Cet enchaînement de violences physiques et psychologiques a conduit Aamron à se retrouver interné en hôpital psychiatrique de Zébé, contre son gré. Lors de son internement, Aamron décrit les deux premiers jours comme étant « difficiles« . Il a été forcé de subir des injections, des sérums, et des comprimés, ce qui a altéré sa perception de la réalité.
« Les deux premiers jours, j’ai perdu un peu le sens de la réalité, je ne savais plus ce que je disais, je me sentais déphasé. »
La vidéo d’excuses : « Je l’ai faite sous contrainte »
Cependant, après trois jours, les traitements ont été modifiés et ont cessé d’être aussi agressifs. Ce changement a permis lui de reprendre conscience de son état. Malgré son état fragile, il a commencé à se rendre compte de l’impact de son sacrifice, de la mobilisation populaire qui a suivi, et de l’importance de sa libération pour la cause nationale.
Aamron a également évoqué une vidéo d’excuses qu’il a été forcé de faire, dans laquelle il présentait des excuses au président du Conseil. Selon lui, cette vidéo a été faite sous contrainte. Il avait demandé à ce qu’il puisse retourner chez lui avant de s’exécuter, mais les autorités ont insisté pour qu’il le fasse immédiatement.
« J’ai demandé à faire la vidéo, mais je voulais d’abord rentrer chez moi. Ils ont refusé et m’ont obligé à faire la vidéo sur place, sous menace », a-t-il narré. Il a insisté sur le fait que ces excuses étaient un acte forcé, et non le reflet de son véritable ressenti.

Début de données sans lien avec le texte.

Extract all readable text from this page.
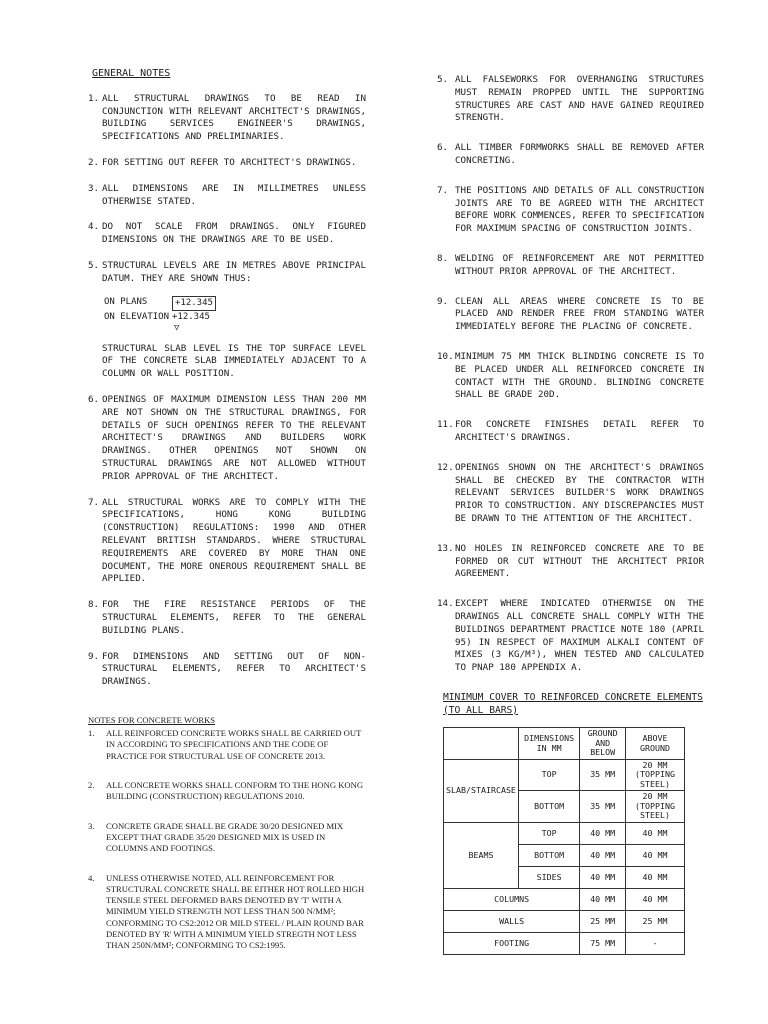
GENERAL NOTES
1. ALL STRUCTURAL DRAWINGS TO BE READ IN CONJUNCTION WITH RELEVANT ARCHITECT'S DRAWINGS, BUILDING SERVICES ENGINEER'S DRAWINGS, SPECIFICATIONS AND PRELIMINARIES.
2. FOR SETTING OUT REFER TO ARCHITECT'S DRAWINGS.
3. ALL DIMENSIONS ARE IN MILLIMETRES UNLESS OTHERWISE STATED.
4. DO NOT SCALE FROM DRAWINGS. ONLY FIGURED DIMENSIONS ON THE DRAWINGS ARE TO BE USED.
5. STRUCTURAL LEVELS ARE IN METRES ABOVE PRINCIPAL DATUM. THEY ARE SHOWN THUS:
ON PLANS	+12.345
ON ELEVATION +12.345
▽
STRUCTURAL SLAB LEVEL IS THE TOP SURFACE LEVEL OF THE CONCRETE SLAB IMMEDIATELY ADJACENT TO A COLUMN OR WALL POSITION.
6. OPENINGS OF MAXIMUM DIMENSION LESS THAN 200 MM ARE NOT SHOWN ON THE STRUCTURAL DRAWINGS, FOR DETAILS OF SUCH OPENINGS REFER TO THE RELEVANT ARCHITECT'S DRAWINGS AND BUILDERS WORK DRAWINGS. OTHER OPENINGS NOT SHOWN ON STRUCTURAL DRAWINGS ARE NOT ALLOWED WITHOUT PRIOR APPROVAL OF THE ARCHITECT.
7. ALL STRUCTURAL WORKS ARE TO COMPLY WITH THE SPECIFICATIONS, HONG KONG BUILDING (CONSTRUCTION) REGULATIONS: 1990 AND OTHER RELEVANT BRITISH STANDARDS. WHERE STRUCTURAL REQUIREMENTS ARE COVERED BY MORE THAN ONE DOCUMENT, THE MORE ONEROUS REQUIREMENT SHALL BE APPLIED.
8. FOR THE FIRE RESISTANCE PERIODS OF THE STRUCTURAL ELEMENTS, REFER TO THE GENERAL BUILDING PLANS.
9. FOR DIMENSIONS AND SETTING OUT OF NON-STRUCTURAL ELEMENTS, REFER TO ARCHITECT'S DRAWINGS.
NOTES FOR CONCRETE WORKS
1.	ALL REINFORCED CONCRETE WORKS SHALL BE CARRIED OUT IN ACCORDING TO SPECIFICATIONS AND THE CODE OF PRACTICE FOR STRUCTURAL USE OF CONCRETE 2013.
2.	ALL CONCRETE WORKS SHALL CONFORM TO THE HONG KONG BUILDING (CONSTRUCTION) REGULATIONS 2010.
3.	CONCRETE GRADE SHALL BE GRADE 30/20 DESIGNED MIX EXCEPT THAT GRADE 35/20 DESIGNED MIX IS USED IN COLUMNS AND FOOTINGS.
4.	UNLESS OTHERWISE NOTED, ALL REINFORCEMENT FOR STRUCTURAL CONCRETE SHALL BE EITHER HOT ROLLED HIGH TENSILE STEEL DEFORMED BARS DENOTED BY 'T' WITH A MINIMUM YIELD STRENGTH NOT LESS THAN 500 N/MM²; CONFORMING TO CS2:2012 OR MILD STEEL / PLAIN ROUND BAR DENOTED BY 'R' WITH A MINIMUM YIELD STREGTH NOT LESS THAN 250N/MM²; CONFORMING TO CS2:1995.
5. ALL FALSEWORKS FOR OVERHANGING STRUCTURES MUST REMAIN PROPPED UNTIL THE SUPPORTING STRUCTURES ARE CAST AND HAVE GAINED REQUIRED STRENGTH.
6. ALL TIMBER FORMWORKS SHALL BE REMOVED AFTER CONCRETING.
7. THE POSITIONS AND DETAILS OF ALL CONSTRUCTION JOINTS ARE TO BE AGREED WITH THE ARCHITECT BEFORE WORK COMMENCES, REFER TO SPECIFICATION FOR MAXIMUM SPACING OF CONSTRUCTION JOINTS.
8. WELDING OF REINFORCEMENT ARE NOT PERMITTED WITHOUT PRIOR APPROVAL OF THE ARCHITECT.
9. CLEAN ALL AREAS WHERE CONCRETE IS TO BE PLACED AND RENDER FREE FROM STANDING WATER IMMEDIATELY BEFORE THE PLACING OF CONCRETE.
10. MINIMUM 75 MM THICK BLINDING CONCRETE IS TO BE PLACED UNDER ALL REINFORCED CONCRETE IN CONTACT WITH THE GROUND. BLINDING CONCRETE SHALL BE GRADE 20D.
11. FOR CONCRETE FINISHES DETAIL REFER TO ARCHITECT'S DRAWINGS.
12. OPENINGS SHOWN ON THE ARCHITECT'S DRAWINGS SHALL BE CHECKED BY THE CONTRACTOR WITH RELEVANT SERVICES BUILDER'S WORK DRAWINGS PRIOR TO CONSTRUCTION. ANY DISCREPANCIES MUST BE DRAWN TO THE ATTENTION OF THE ARCHITECT.
13. NO HOLES IN REINFORCED CONCRETE ARE TO BE FORMED OR CUT WITHOUT THE ARCHITECT PRIOR AGREEMENT.
14. EXCEPT WHERE INDICATED OTHERWISE ON THE DRAWINGS ALL CONCRETE SHALL COMPLY WITH THE BUILDINGS DEPARTMENT PRACTICE NOTE 180 (APRIL 95) IN RESPECT OF MAXIMUM ALKALI CONTENT OF MIXES (3 KG/M³), WHEN TESTED AND CALCULATED TO PNAP 180 APPENDIX A.
MINIMUM COVER TO REINFORCED CONCRETE ELEMENTS (TO ALL BARS)
	DIMENSIONS IN MM	GROUND AND BELOW	ABOVE GROUND
SLAB/STAIRCASE	TOP	35 MM	20 MM (TOPPING STEEL)
	BOTTOM	35 MM	20 MM (TOPPING STEEL)
BEAMS	TOP	40 MM	40 MM
	BOTTOM	40 MM	40 MM
	SIDES	40 MM	40 MM
COLUMNS		40 MM	40 MM
WALLS		25 MM	25 MM
FOOTING		75 MM	-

Malgré les abus qu’il a subis, le rappeur dit être resté déterminé à continuer à dénoncer l’injustice. Il a clairement exprimé son désir de poursuivre son combat pour la liberté d’expression et l’égalité au Togo. Il a réaffirmé son engagement à faire respecter les droits humains et à continuer à lutter pacifiquement contre les injustices.